Délire. L’expression popularisée par l’écrivain Renaud Camus pour désigner une supposée substitution de la population française «de souche» par les immigrés extra-européens a essaimé jusqu’à certaines franges de la droite.
Ce n’était qu’une expression littéraire, forgée par un écrivain confidentiel ; le «grand remplacement» est désormais le point de rendez-vous d’Eric Zemmour et de Marion Maréchal-Le Pen, de Robert Ménard et de Nadine Morano. Le terme décrit une supposée substitution d’immigrés extra-européens aux autochtones. Ce processus serait encouragé, voire provoqué, par des élites «mondialistes». Examen d’un discours de mieux en mieux partagé par l’extrême droite et une droite en voie de radicalisation.
(…) La vision d’Européens «de souche» dissous dans des masses étrangères n’est pas nouvelle. L’historien Nicolas Lebourg la fait remonter aux lendemains de la Seconde Guerre mondiale, «lorsque le néonazi René Binet appelle résistants et vétérans du front de l’Est à combattre ensemble l’invasion de l’Europe par les “Nègres”et les “Mongols” – comprendre les Américains et les Russes. Puis se développe, dans les organisations internationales d’extrême droite, l’idée que l’immigration est le fruit d’un complot juif, visant à remplacer la race blanche par une humanité métisse vivant partout des mêmes marchandises. La dépénalisation de l’avortement donnera lieu à de semblables discours sur le génocide des petits enfants blancs par la “juive Veil”». Si Renaud Camus s’inscrit dans une tradition ancienne, il lui a donné un nouvel élan.
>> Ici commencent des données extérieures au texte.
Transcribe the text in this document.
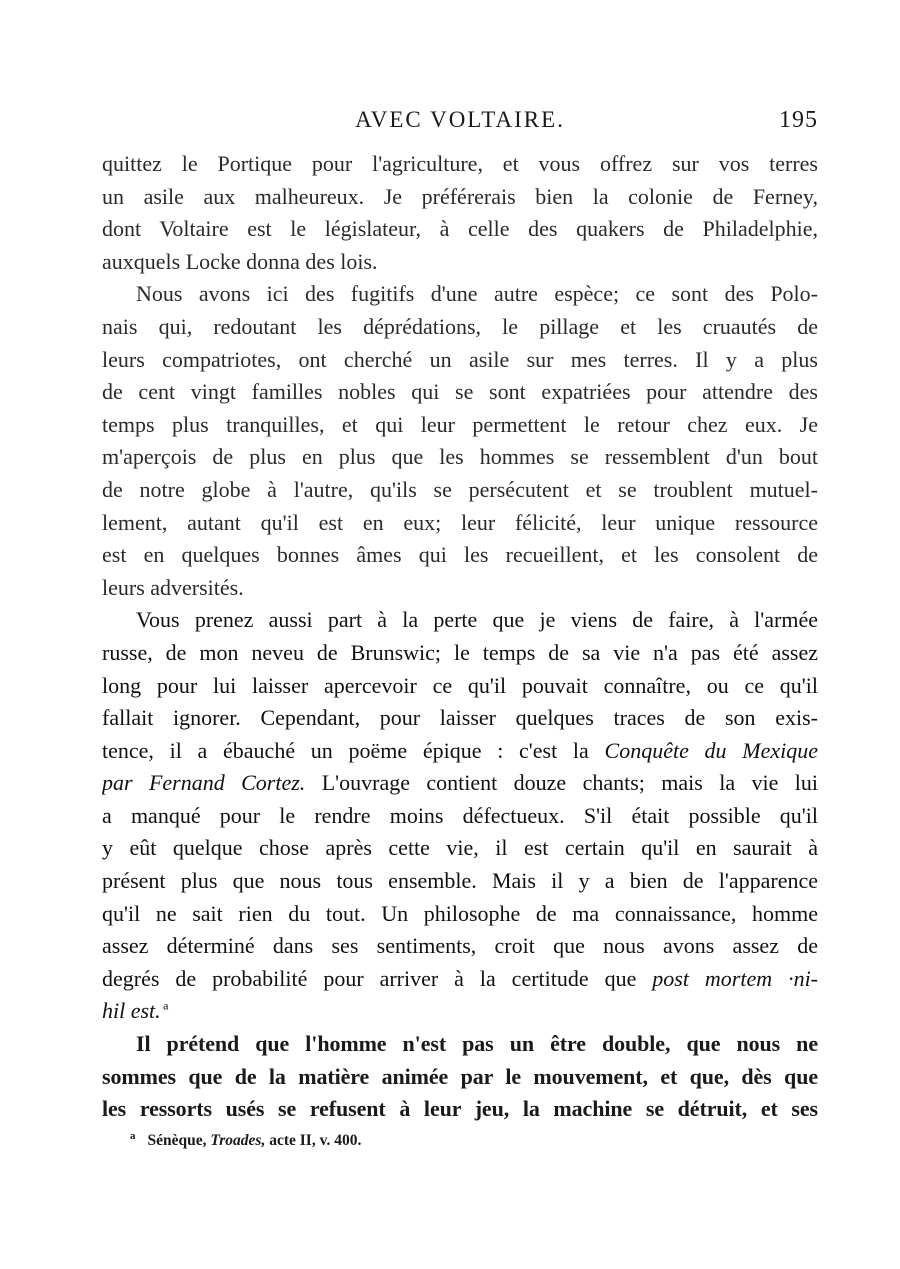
AVEC VOLTAIRE.	195
quittez le Portique pour l'agriculture, et vous offrez sur vos terres
un asile aux malheureux. Je préférerais bien la colonie de Ferney,
dont Voltaire est le législateur, à celle des quakers de Philadelphie,
auxquels Locke donna des lois.
Nous avons ici des fugitifs d'une autre espèce; ce sont des Polo-
nais qui, redoutant les déprédations, le pillage et les cruautés de
leurs compatriotes, ont cherché un asile sur mes terres. Il y a plus
de cent vingt familles nobles qui se sont expatriées pour attendre des
temps plus tranquilles, et qui leur permettent le retour chez eux. Je
m'aperçois de plus en plus que les hommes se ressemblent d'un bout
de notre globe à l'autre, qu'ils se persécutent et se troublent mutuel-
lement, autant qu'il est en eux; leur félicité, leur unique ressource
est en quelques bonnes âmes qui les recueillent, et les consolent de
leurs adversités.
Vous prenez aussi part à la perte que je viens de faire, à l'armée
russe, de mon neveu de Brunswic; le temps de sa vie n'a pas été assez
long pour lui laisser apercevoir ce qu'il pouvait connaître, ou ce qu'il
fallait ignorer. Cependant, pour laisser quelques traces de son exis-
tence, il a ébauché un poëme épique : c'est la Conquête du Mexique
par Fernand Cortez. L'ouvrage contient douze chants; mais la vie lui
a manqué pour le rendre moins défectueux. S'il était possible qu'il
y eût quelque chose après cette vie, il est certain qu'il en saurait à
présent plus que nous tous ensemble. Mais il y a bien de l'apparence
qu'il ne sait rien du tout. Un philosophe de ma connaissance, homme
assez déterminé dans ses sentiments, croit que nous avons assez de
degrés de probabilité pour arriver à la certitude que post mortem ·ni-
hil est.  $^a$
Il prétend que l'homme n'est pas un être double, que nous ne
sommes que de la matière animée par le mouvement, et que, dès que
les ressorts usés se refusent à leur jeu, la machine se détruit, et ses
$^a$ Sénèque, Troades, acte II, v. 400.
Par un habillage efficace d’abord : avec la formule de «grand remplacement» et le concept de «pouvoir remplaciste», «on n’est pas loin d’un scénario de pop culture», juge Nicolas Lebourg. Par ailleurs, favorable au «petit Etat d’Israël qui résiste tout seul au milieu d’une marée humaine hostile», Camus n’a pas recours à l’idée d’un complot juif. Ce qui favorise la diffusion de son discours dans des milieux ayant eux-mêmes délaissé le ressort antisémite, comme le Front national et la mouvance identitaire.
(…) Selon l’Insee, 5,3 millions d’immigrés vivaient en France en 2008, dont 3,3 millions nés hors d’Europe. A cela s’ajoutent 6,7 millions de descendants directs d’immigrés, dont 3,1 millions d’origine africaine et asiatique. Au total, ces 6,4 millions de personnes d’origine extra-européenne représentent 10 % de la population. Quant au flux d’arrivants permanents, il se montait selon l’OCDE à 260 000 personnes par an en 2013, soit environ 0,4 % de la population. Une partie de ces entrants ne reste pas en France. De là à évoquer un «changement de peuple», il y a donc un pas.
Plus réelle est la répartition inégale de ces populations. Leur surreprésentation dans certaines zones urbaines permet aux tenants du «grand remplacement» d’appuyer leur thèse à grand renfort de photos prises dans la rue ou les transports. Ils ajoutent aussi d’autres ensembles à ceux-ci (Roms, clandestins…). Intitulé «Le grand remplacement par A+B», un texte diffusé sur Internet conclut que 20 % de la population serait composée d’éléments «allogènes», donc indésirables. La démonstration s’appuie toutefois sur des chiffres surévalués, par exemple en dénombrant 800 000 Roms quand les rapports officiels en comptent entre 15 000 et 20 000. L’addition inclut par ailleurs les Antillais, les «immigrés de troisième génération» et les harkis : soit des Français de longue date et des «Français par le sang versé», selon une expression employée y compris par l’extrême droite. C’est dire si, moins que leur nationalité ou leur attachement à la France, c’est l’origine ethnique qui préoccupe les opposants à un supposé «grand remplacement».
Une théorie battue en brèche par L’Insee
Cela ne suffira probablement pas à rassurer les partisans de la théorie du «grand remplacement», mais l’étude de l’Insee publiée hier sur les flux migratoires bat en brèche quelques idées reçues sur la question. Ainsi, entre 2006 et 2013, le nombre annuel d’entrées d’immigrés a augmenté, passant de 193 000 à 235 000, mais le nombre de départs d’immigrés a progressé bien plus fortement. En 2006, 29 000 immigrés avaient quitté le territoire national. Un chiffre qui est monté à 95 000 en 2013. Selon l’Insee, «il s’agit essentiellement d’étudiants étrangers quittant la France, de départs à l’issue d’une période d’emploi de quelques années ou encore de retours au pays au moment de la retraite».